Cultura

Istat: 7,5 minioni di italiani poveri

Al Sud va sempre peggio al Nord in difficoltà famiglie giovani e lavoratori dipendenti

di Riccardo Bonacina

I poveri sono sempre tra noi e continuano a piangere: l’annuale rilevazione dell’Istat ha riscontrato 2.585.000 famiglie in condizione di indigenza, pari all’11,1%. Nel 2004 erano l’11,7%, una differenza che viene giudicata “statisticamente irrilevante”. Le persone che vivono in condizione di povertà sono complessivamente 7.577.000, pari al 13,1% della popolazione.

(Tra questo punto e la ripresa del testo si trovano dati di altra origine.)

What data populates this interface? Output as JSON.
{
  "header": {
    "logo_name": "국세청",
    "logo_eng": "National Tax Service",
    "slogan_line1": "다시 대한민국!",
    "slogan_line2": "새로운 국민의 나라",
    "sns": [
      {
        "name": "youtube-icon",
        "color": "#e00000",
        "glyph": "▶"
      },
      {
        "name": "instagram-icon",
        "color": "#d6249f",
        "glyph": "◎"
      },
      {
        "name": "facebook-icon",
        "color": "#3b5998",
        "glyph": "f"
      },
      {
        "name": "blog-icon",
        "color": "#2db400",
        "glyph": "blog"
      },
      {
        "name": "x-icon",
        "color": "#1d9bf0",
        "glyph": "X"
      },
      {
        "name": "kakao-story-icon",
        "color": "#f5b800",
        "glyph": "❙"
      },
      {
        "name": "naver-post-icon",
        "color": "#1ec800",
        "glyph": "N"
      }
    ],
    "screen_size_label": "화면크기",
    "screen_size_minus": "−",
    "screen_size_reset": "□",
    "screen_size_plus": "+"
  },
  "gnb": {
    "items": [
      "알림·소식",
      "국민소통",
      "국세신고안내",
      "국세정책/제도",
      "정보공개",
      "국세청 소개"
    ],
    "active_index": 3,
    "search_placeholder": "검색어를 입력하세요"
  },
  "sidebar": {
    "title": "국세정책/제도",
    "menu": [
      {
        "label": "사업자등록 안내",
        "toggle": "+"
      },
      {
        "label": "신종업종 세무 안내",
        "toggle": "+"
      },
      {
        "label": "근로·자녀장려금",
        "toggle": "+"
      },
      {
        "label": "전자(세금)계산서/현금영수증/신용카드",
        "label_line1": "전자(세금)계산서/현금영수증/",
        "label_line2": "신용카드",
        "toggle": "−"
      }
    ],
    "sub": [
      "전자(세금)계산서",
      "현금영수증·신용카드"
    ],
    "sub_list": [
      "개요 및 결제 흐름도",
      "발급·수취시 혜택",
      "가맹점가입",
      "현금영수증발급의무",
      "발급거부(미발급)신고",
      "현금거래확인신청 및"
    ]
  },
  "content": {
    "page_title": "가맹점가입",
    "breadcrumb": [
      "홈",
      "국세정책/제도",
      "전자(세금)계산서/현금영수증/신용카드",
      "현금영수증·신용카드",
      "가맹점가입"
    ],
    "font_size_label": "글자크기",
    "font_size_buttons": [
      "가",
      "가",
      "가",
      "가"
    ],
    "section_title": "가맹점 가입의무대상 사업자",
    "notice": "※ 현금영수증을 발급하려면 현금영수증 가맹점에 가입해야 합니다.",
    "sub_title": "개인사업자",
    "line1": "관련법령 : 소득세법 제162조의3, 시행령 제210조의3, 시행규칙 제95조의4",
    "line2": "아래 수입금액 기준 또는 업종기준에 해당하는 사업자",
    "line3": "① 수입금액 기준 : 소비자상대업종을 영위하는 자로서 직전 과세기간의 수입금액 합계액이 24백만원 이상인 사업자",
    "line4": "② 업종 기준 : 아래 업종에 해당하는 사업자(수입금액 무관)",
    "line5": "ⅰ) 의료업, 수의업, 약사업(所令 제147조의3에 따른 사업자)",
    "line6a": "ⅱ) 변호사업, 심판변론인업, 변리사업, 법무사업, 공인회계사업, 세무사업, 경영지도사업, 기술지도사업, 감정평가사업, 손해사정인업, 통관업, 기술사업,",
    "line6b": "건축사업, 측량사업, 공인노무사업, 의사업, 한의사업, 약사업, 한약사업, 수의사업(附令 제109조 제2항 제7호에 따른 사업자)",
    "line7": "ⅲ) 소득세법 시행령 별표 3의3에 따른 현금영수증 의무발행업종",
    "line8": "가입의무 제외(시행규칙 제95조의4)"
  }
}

Si avverte solo qualche miglioramente per quel che riguarda gli anziani, ma al Sud l’Istat ha invece riscontrato un ulteriore peggioramento: l’incidenza della povertà nelle famiglie con un elevato numero di componenti è passata infatti dal 36,4% del 2004 al 42,9%.
Il fatto che la situazione in Italia rimanga nel complesso inalterata tutto sommato da anni, ha ricordato l’Istat, è stato giudicato come un dato “inquietante” dal presidente della commissione parlamentare sulla povertà Giancarlo Rovati.
Più povere le famiglie numerose. A pesare al Sud è anche la presenza di famiglie con cinque o più componenti, che presentano decisamente livelli di povertà più elevati: in Italia il 26,2% di queste famiglie vive in povertà, ma al Mezzogiorno la percentuale di attesta al 39,2%.
Al Nord in difficoltà giovani e dipendenti. Se al Sud soffrono le famiglie numerose, al Nord si riscontra comunque un elevato tasso di povertà tra le famiglie con genitori soli (13,4%) e tra quelle che hanno come persona di riferimento un giovane. Le famiglie che hanno a capo un giovane con meno di 35 anni infatti passano dal tasso di povertà del 2,6% a quello del 4,8%. In difficoltà nelle regioni settentrionali anche le famiglie con a capo un lavoratore dipendente: per loro l’incidenza della povertà passa dal 3,5 al 4,2%.
Single e famiglie senza figli più agiati. La diffusione della povertà è più contenuta tra i single e le coppie senza figli di giovani e adulti (di età cioè inferiore ai 65 anni). Secondo l’Istat infatti, solo il 3,5% dei singles e il 4,8% delle coppie senza figli di giovani e adulti vive al di sotto della soglia di povertà.
L’indagine sulla ‘povertà relativa’ dell’Istat si basa sul livello di spesa delle famiglie e dei singoli (e non dunque sul reddito dichiarato, parametro che può essere fuorviante per tante ragioni). Ogni anno, tenendo conto soprattutto dell’inflazione, viene stabilito un livello mensile di spesa al di sotto del quale una famiglia viene considerata povera. Il livello standard del 2005 è di 936,58 euro al mese per una famiglia composta da due persone (la cifra cambia naturalmente al variare del numero dei componenti della famiglia: si arriva a 2.247,79 euro per le famiglie con sette e più componenti).
Dati che imporrebbero di riscrivere completamente il Protocollo sul Welfare tutto di ispirazione novecentesca.

Poveri, poverissimi e a rischio povertà. Oltre alla differenziazione tra poveri e non poveri, l’Istat ne fa di ulteriori distinguendo le famiglie “sicuramente non povere” e quelle “sicuramente povere”. Tra le famiglie non povere infatti c’è una percentuale del 7,9% che presenta livelli di spesa per consumi superiori alla linea standard di non oltre il 20%. “Sono famiglie – spiega Linda Laura Sabbadini, direttore centrale dell’Istat – a forte rischio povertà, è sufficiente un evento imprevisto per farle scendere sotto la soglia”. Oltre la metà delle famiglie “sicuramente non povere” (53,8%) risiede al Nord, mentre i tre quarti di quelle “sicuramente povere” al Sud.